Un simulacro más, entre tantos. Como si no conociera a los pares de su compañero de fórmula. “Creíamos que iba a haber mayor acompañamiento de los sectores” más poderosos de la economía, confesó Michetti. Y con un dolor patético, la vicepresidente suplicó que “deberían confiar plenamente en nosotros”. Confiar en los que mintieron a sus propios votantes es una sugerencia suicida. A pesar de que han cedido a todos los requerimientos -devaluación, desregulación, sometimiento a los buitres, veto a la ley anti despidos- el establishment sigue succionando sin dar nada a cambio.

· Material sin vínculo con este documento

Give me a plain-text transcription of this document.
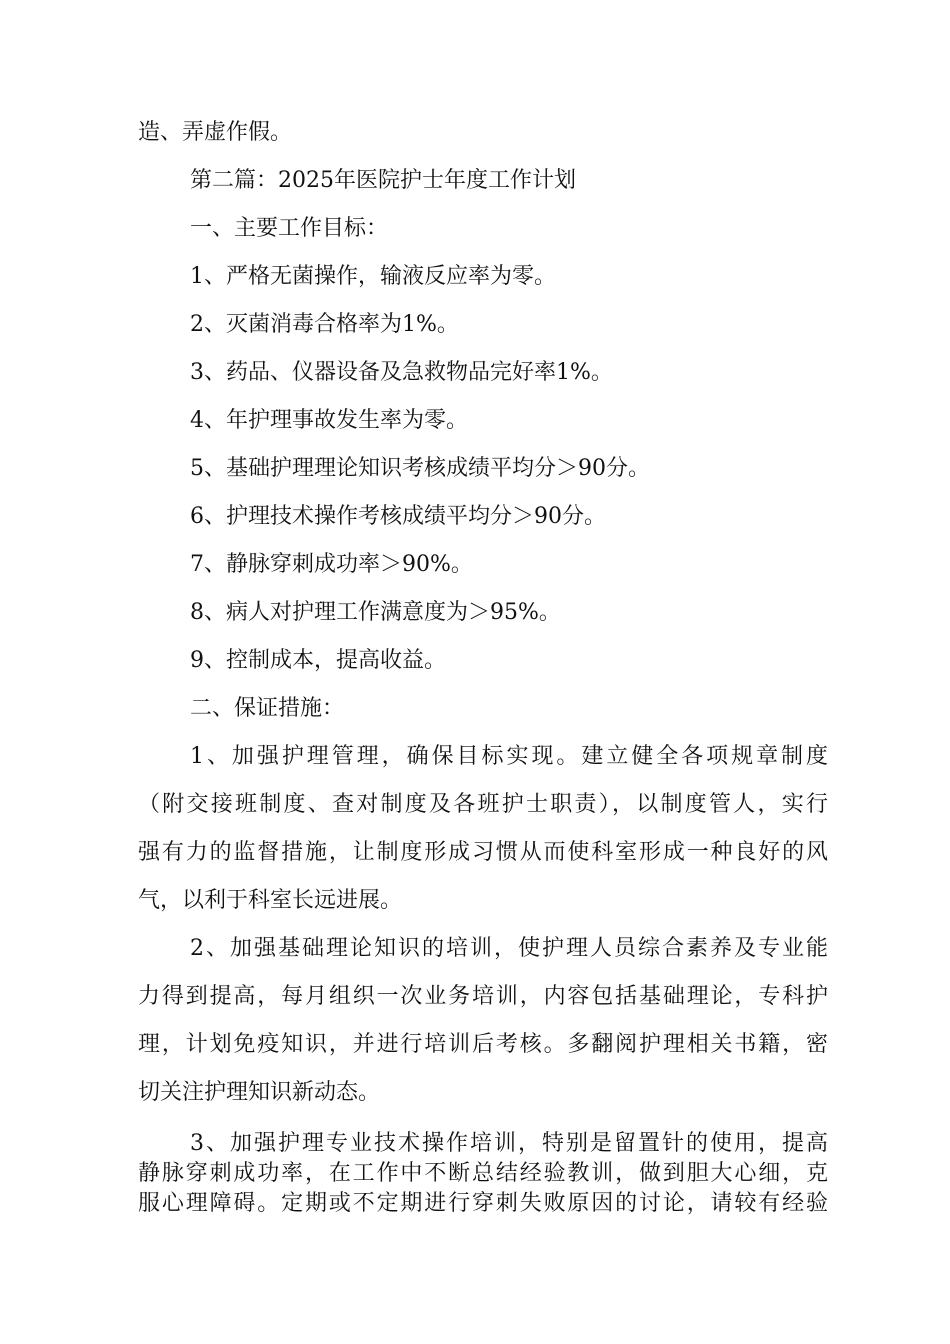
造、弄虚作假。
第二篇：2025年医院护士年度工作计划
一、主要工作目标：
1、严格无菌操作，输液反应率为零。
2、灭菌消毒合格率为1%。
3、药品、仪器设备及急救物品完好率1%。
4、年护理事故发生率为零。
5、基础护理理论知识考核成绩平均分＞90分。
6、护理技术操作考核成绩平均分＞90分。
7、静脉穿刺成功率＞90%。
8、病人对护理工作满意度为＞95%。
9、控制成本，提高收益。
二、保证措施：
1、加强护理管理，确保目标实现。建立健全各项规章制度
（附交接班制度、查对制度及各班护士职责），以制度管人，实行
强有力的监督措施，让制度形成习惯从而使科室形成一种良好的风
气，以利于科室长远进展。
2、加强基础理论知识的培训，使护理人员综合素养及专业能
力得到提高，每月组织一次业务培训，内容包括基础理论，专科护
理，计划免疫知识，并进行培训后考核。多翻阅护理相关书籍，密
切关注护理知识新动态。
3、加强护理专业技术操作培训，特别是留置针的使用，提高
静脉穿刺成功率，在工作中不断总结经验教训，做到胆大心细，克
服心理障碍。定期或不定期进行穿刺失败原因的讨论，请较有经验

En lugar de acompañar al modelo que alentaban, los miembros del Círculo Rojo provocaron la mayor inflación del siglo, despidieron empleados como nunca y batieron records en fuga de divisas.

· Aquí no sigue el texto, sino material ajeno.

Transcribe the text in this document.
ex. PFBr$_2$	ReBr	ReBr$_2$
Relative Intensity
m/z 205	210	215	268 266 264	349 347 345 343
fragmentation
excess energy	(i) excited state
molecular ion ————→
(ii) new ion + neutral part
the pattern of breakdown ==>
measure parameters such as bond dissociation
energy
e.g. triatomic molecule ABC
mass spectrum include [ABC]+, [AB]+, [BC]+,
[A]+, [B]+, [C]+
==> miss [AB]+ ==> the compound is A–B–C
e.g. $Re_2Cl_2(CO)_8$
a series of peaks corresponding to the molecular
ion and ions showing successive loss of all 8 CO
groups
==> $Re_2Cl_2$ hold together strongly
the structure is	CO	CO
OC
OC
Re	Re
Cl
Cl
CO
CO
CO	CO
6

Y ahora el Gran Equipo ha presentado una trampa más: la del blanqueo de capitales para saldar deudas con los jubilados vip. Nuevos beneficios para los que más tienen por una doble vía. Encima, detrás de esta movida se esconde el objetivo real, el mayor botín del que se quieren apropiar: el fondo de garantías de sustentabilidad de la ANSES, que ha crecido más de un 500 por ciento desde su creación. La participación accionaria del Estado se convierte en el mejor control de las grandes empresas y garantiza ganancias para sustentar el sistema previsional. Ese es el principal requerimiento que Macri debe cumplir como una condición más para mantener su poder.

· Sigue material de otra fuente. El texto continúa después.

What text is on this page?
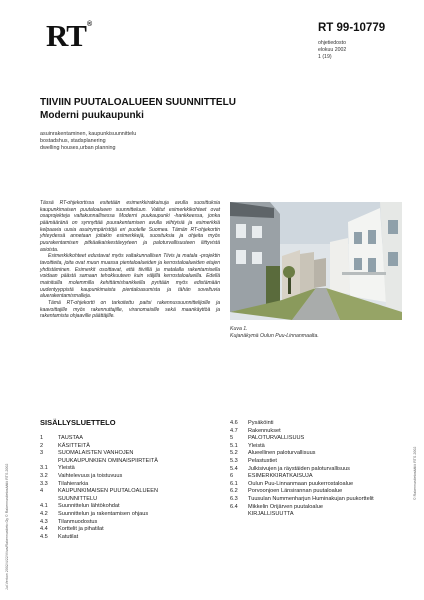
RT ®	RT 99-10779
ohjetiedosto
elokuu 2002
1 (19)
TIIVIIN PUUTALOALUEEN SUUNNITTELU
Moderni puukaupunki
asuinrakentaminen, kaupunkisuunnittelu
bostadshus, stadsplanering
dwelling houses,urban planning

Tässä RT-ohjekortissa esitetään esimerkkiratkaisuja avulla suosittuksia kaupunkimaisen puutaloalueen suunnitteluun. Valitut esimerkkikohteet ovat osaprojekteja valtakunnallisessa Moderni puukaupunki -hankkeessa, jonka päämääränä on synnyttää puurakentamisen avulla viihtyisiä ja esimerkkiä kelpaavia uusia asuinympäristöjä eri puolelle Suomea. Tämän RT-ohjekortin yhteydessä annetaan joitakin esimerkkejä, suosituksia ja ohjeita myös puurakentamisen pitkäaikaiskestävyyteen ja paloturvallisuuteen liittyvistä asioista.

Esimerkkikohteet edustavat myös valtakunnallisen Tiivis ja matala -projektin tavoitteita, joita ovat muun muassa pientaloalueiden ja kerrostaloalueiden etujen yhdistäminen. Esimerkit osoittavat, että tiiviillä ja matalalla rakentamisella voidaan päästä samaan tehokkuuteen kuin väljillä kerrostaloalueilla. Edellä mainituilla molemmilla kehittämishankkeilla pyritään myös edistämään uudentyyppistä kaupunkimaista pientaloasumista ja tähän soveltuvia aluerakentamismalleja.

Tämä RT-ohjekortti on tarkoitettu paitsi rakennussuunnittelijoille ja kaavoittajille myös rakennuttajille, viranomaisille sekä maankäyttöä ja rakentamista ohjaaville päättäjille.

Kuva 1.
Kujanäkymä Oulun Puu-Linnanmaalta.
SISÄLLYSLUETTELO
1	TAUSTAA
2	KÄSITTEITÄ
3	SUOMALAISTEN VANHOJEN
PUUKAUPUNKIEN OMINAISPIIRTEITÄ
3.1	Yleistä
3.2	Vaihtelevuus ja toistuvuus
3.3	Tilahierarkia
4	KAUPUNKIMAISEN PUUTALOALUEEN
SUUNNITTELU
4.1	Suunnittelun lähtökohdat
4.2	Suunnittelun ja rakentamisen ohjaus
4.3	Tilanmuodostus
4.4	Korttelit ja pihatilat
4.5	Katutilat
4.6	Pysäköinti
4.7	Rakennukset
5	PALOTURVALLISUUS
5.1	Yleistä
5.2	Alueellinen paloturvallisuus
5.3	Pelastustiet
5.4	Julkisivujen ja räystäiden paloturvallisuus
6	ESIMERKKIRATKAISUJA
6.1	Oulun Puu-Linnanmaan puukerrostaloalue
6.2	Porvoonjoen Länsirannan puutaloalue
6.3	Tuusulan Nummenharjun Huminakujan puukorttelit
6.4	Mikkelin Orijärven puutaloalue
KIRJALLISUUTTA
Jul.Verkon 2002/4/22/Viiva/Rakennustieto Oy © Rakennustietosäätiö RTS 2002	© Rakennustietosäätiö RTS 2002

No para mejorar nuestra vida, por supuesto, sino para empeorarla. La Pobreza Cero está cada vez más lejos. Según el Observatorio de la UCA, en estos meses hay un 5,5 por ciento más de pobres, un crecimiento que no se daba desde 2002. Y no por accidente, sino por voracidad. En un país que produce alimentos para más de 400 millones de personas resulta inadmisible que haya personas que no puedan llenar su mesa de manera satisfactoria. Esa es la pesada herencia: un puñado de empresarios que quieren quedarse con todo aunque nos dejen en la vía. Ellos son el principal escollo para avanzar hacia un país más justo. Lo peor que puede pasarnos es que nos consustanciemos con su angurriento ideario. Ellos no están de nuestro lado y así constituyen la famosa grieta. Mientras más rápido nos demos cuenta de esto, más temprano alcanzaremos nuestros sueños. Ellos son nuestra pesadilla y cuanto antes debemos despertar para recuperar el país que desde hace mucho manejan a su antojo.

1 comentario:

  1. La verdad raro; mintieron como todos para ganar; los anteriores levantaron banderas de nacionalismo y recuperación de empresas e instituciones para el estado; Ahora nunca los escuche arrepentirse de haber apoyado las privatizaciones en lo s 90; es mas su ultimo candidato allá por el 98 o 99 sostenía que la privatización de ypf era muy beneficiosa para el país e incluso impulsaba una tercera presidencia para Menem. ESTAN TODOS EMBARRADOS.